5. Il résulte de ces dispositions que la décision portant retrait d'une décision de non-opposition à déclaration préalable est au nombre de celles qui doivent être motivées en application de l'article L. 211-2 du code des relations entre le public et l'administration. Elle doit, par suite, être précédée d'une procédure contradictoire, permettant au titulaire de cette autorisation d'urbanisme d'être informé de la mesure qu'il est envisagé de prendre, ainsi que des motifs sur lesquels elle se fonde et de bénéficier d'un délai suffisant pour présenter ses observations. Le respect, par l'autorité administrative compétente, de la procédure contradictoire prévue par les dispositions de l'article L. 121-1 du même code constitue une garantie pour le titulaire d'une décision de non-opposition que cette autorité entend retirer. La décision de retrait est illégale s'il ressort de l'ensemble des circonstances de l'espèce que le bénéficiaire a été effectivement privé de cette garantie.

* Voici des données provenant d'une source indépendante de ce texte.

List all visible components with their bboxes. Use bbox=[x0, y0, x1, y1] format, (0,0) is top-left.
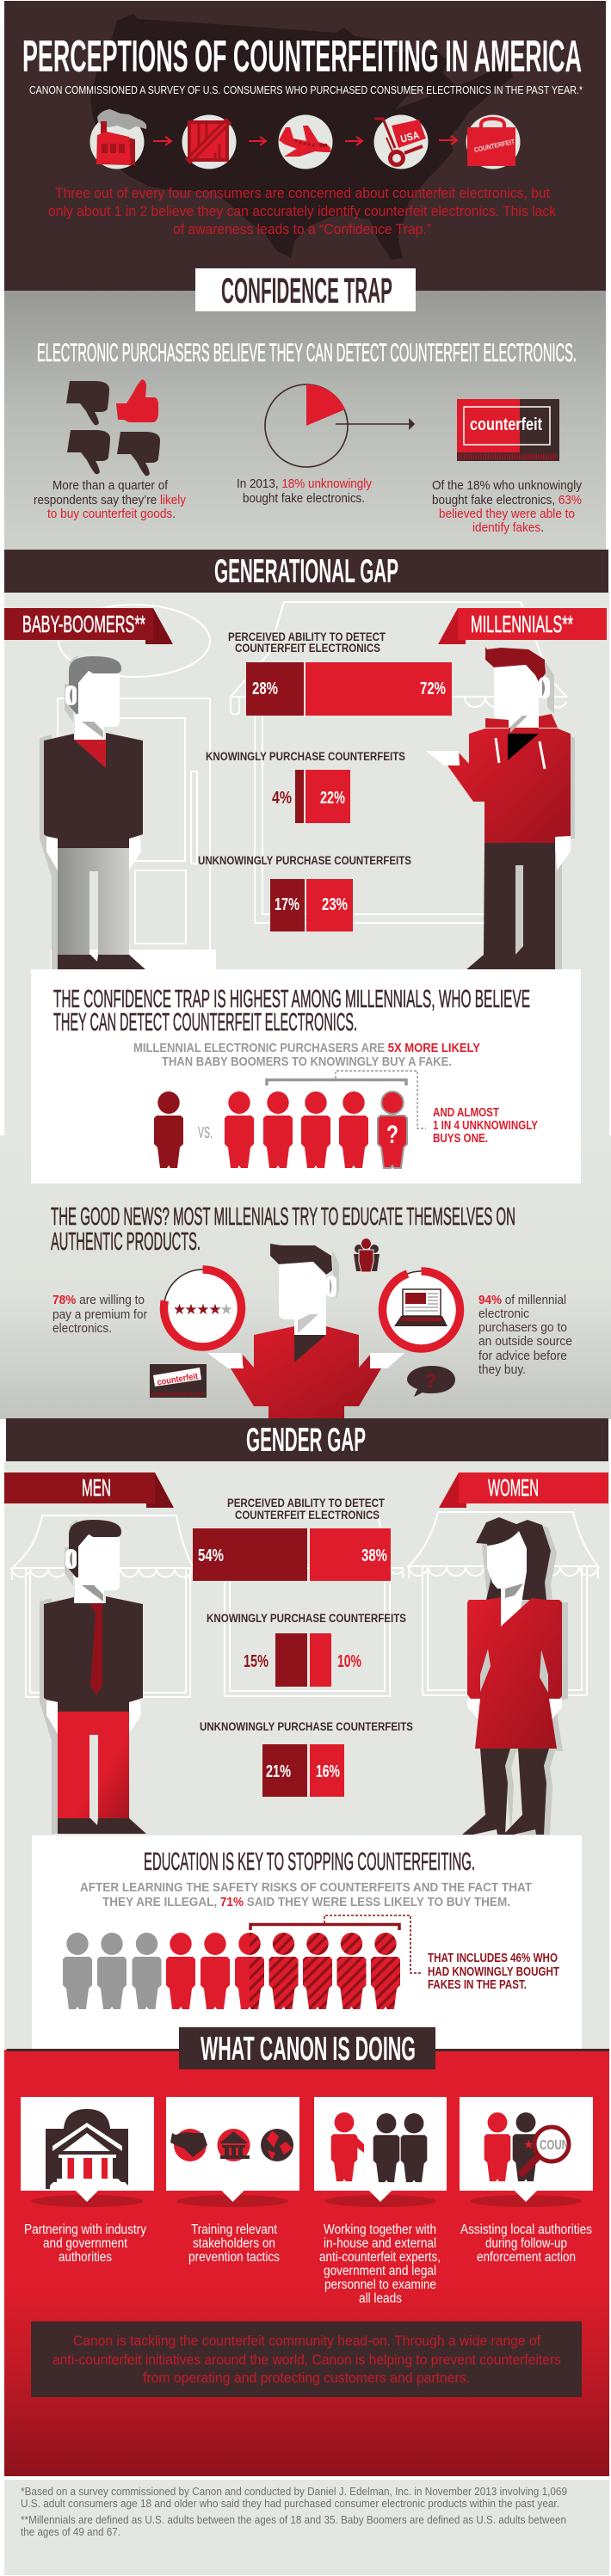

6. En l'espèce, il ressort des pièces des dossiers que le requérant a été invité, par une lettre en date du 29 juillet 2022, à présenter, dans un délai maximum de huit jours à compter de sa réception, ses observations sur le retrait des décisions de non-opposition à déclaration préalable qu'il avait obtenu le 13 mai 2022. Eu égard au seul motif de retrait envisagé par la commune, le délai laissé à M. B, qui n'établit pas ne pas avoir disposé d'un tel délai, ni avoir contacté les services de la mairie pour demander un délai supplémentaire, et qui n'indique pas de quelles observations il n'aurait pu faire état dans le délai qui lui était imparti, doit être regardé, alors même qu'il est intervenu en période estivale, comme suffisant pour assurer le caractère contradictoire de la procédure mise en œuvre par le maire de Nieurlet. En outre, en se bornant à soutenir que le retrait des décisions de non-opposition à déclaration préalable ne lui aurait pas été notifié dans le délai de trois mois, le requérant n'apporte pas d'éléments de nature à établir que le délai prescrit n'aurait pas été respecté par la commune. Par suite, le moyen doit être écarté en ses deux branches.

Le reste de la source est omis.